Fear and Trembling is beautifully made and an eye-opening experience. Sylvie Testud is adorably human as Amélie, and the film uses passages from the book as a hilarious running commentary. When Amélie swells with pride for having served her new company, the voiceover talks about her gratitude being such that she'd be happy to crash her Kamikaze plane into an American aircraft carrier. The film presents her daydream flights of fancy high over Tokyo, but the main attraction is just seeing Amélie struggling to fit in without the proper preparation. Testud reportedly learned her Japanese phonetically and is convincingly fluent, at least to this non-speaker.


Home Vision's disc of Fear and Trembling is a perfect transfer of an extremely well shot film, with a good 5.1 track in Japanese and French with subtitles. A surprise for fans of Japanese film music occurs in the last act when Ryuchi Sakamoto's score for Merry Christmas, Mr. Lawrence makes a welcome appearance.

The disc has a trailer and some raw video coverage of the shooting that is billed as a behind the scenes featurette. Film critic Mark Peranson contributes a thoughtful essay that will help steer viewers toward a better understanding of this terrific film.

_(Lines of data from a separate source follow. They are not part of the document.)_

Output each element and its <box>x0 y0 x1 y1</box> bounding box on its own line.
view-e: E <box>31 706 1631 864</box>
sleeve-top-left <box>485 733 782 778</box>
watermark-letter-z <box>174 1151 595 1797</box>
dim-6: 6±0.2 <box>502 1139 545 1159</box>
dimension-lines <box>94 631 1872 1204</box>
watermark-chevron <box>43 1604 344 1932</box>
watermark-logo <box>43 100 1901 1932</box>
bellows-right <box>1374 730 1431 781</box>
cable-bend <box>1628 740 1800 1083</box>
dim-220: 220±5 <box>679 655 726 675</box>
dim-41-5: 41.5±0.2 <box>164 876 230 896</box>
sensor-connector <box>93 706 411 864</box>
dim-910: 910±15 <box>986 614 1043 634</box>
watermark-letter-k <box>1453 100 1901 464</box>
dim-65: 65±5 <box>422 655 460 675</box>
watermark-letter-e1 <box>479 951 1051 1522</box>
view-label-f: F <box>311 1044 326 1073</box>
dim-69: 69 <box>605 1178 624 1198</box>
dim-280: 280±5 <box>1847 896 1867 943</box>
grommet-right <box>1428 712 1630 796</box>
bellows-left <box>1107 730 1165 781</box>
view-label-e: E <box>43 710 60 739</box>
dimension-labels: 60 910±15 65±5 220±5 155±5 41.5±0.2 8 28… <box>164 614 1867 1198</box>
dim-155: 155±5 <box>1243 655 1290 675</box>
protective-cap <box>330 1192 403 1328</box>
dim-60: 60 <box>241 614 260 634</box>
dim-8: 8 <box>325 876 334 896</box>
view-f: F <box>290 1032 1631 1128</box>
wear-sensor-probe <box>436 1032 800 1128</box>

On a scale of Excellent, Good, Fair, and Poor, Fear and Trembling rates:
Movie: Excellent
Video: Excellent
Sound: Excellent
Supplements: Behind the scenes video, trailer, liner notes by film critic Mark Peranson
Packaging: Keep case
Reviewed: November 22, 2005


Republished by permission of Turner Classic Movies.

Footnotes:

1. I think it's Tokyo Story in which a widower sits alone after his wife's funeral. A neighbor pauses to offer unsolicited remarks: "Oh, you poor man, you must be so lonely!" "No woman or children in the house, what will you do?" "You must be very miserable indeed!" To us Westerners this is an outrageous breach of privacy and decency. In Japan it's apparently not, depending on who is speaking to whom.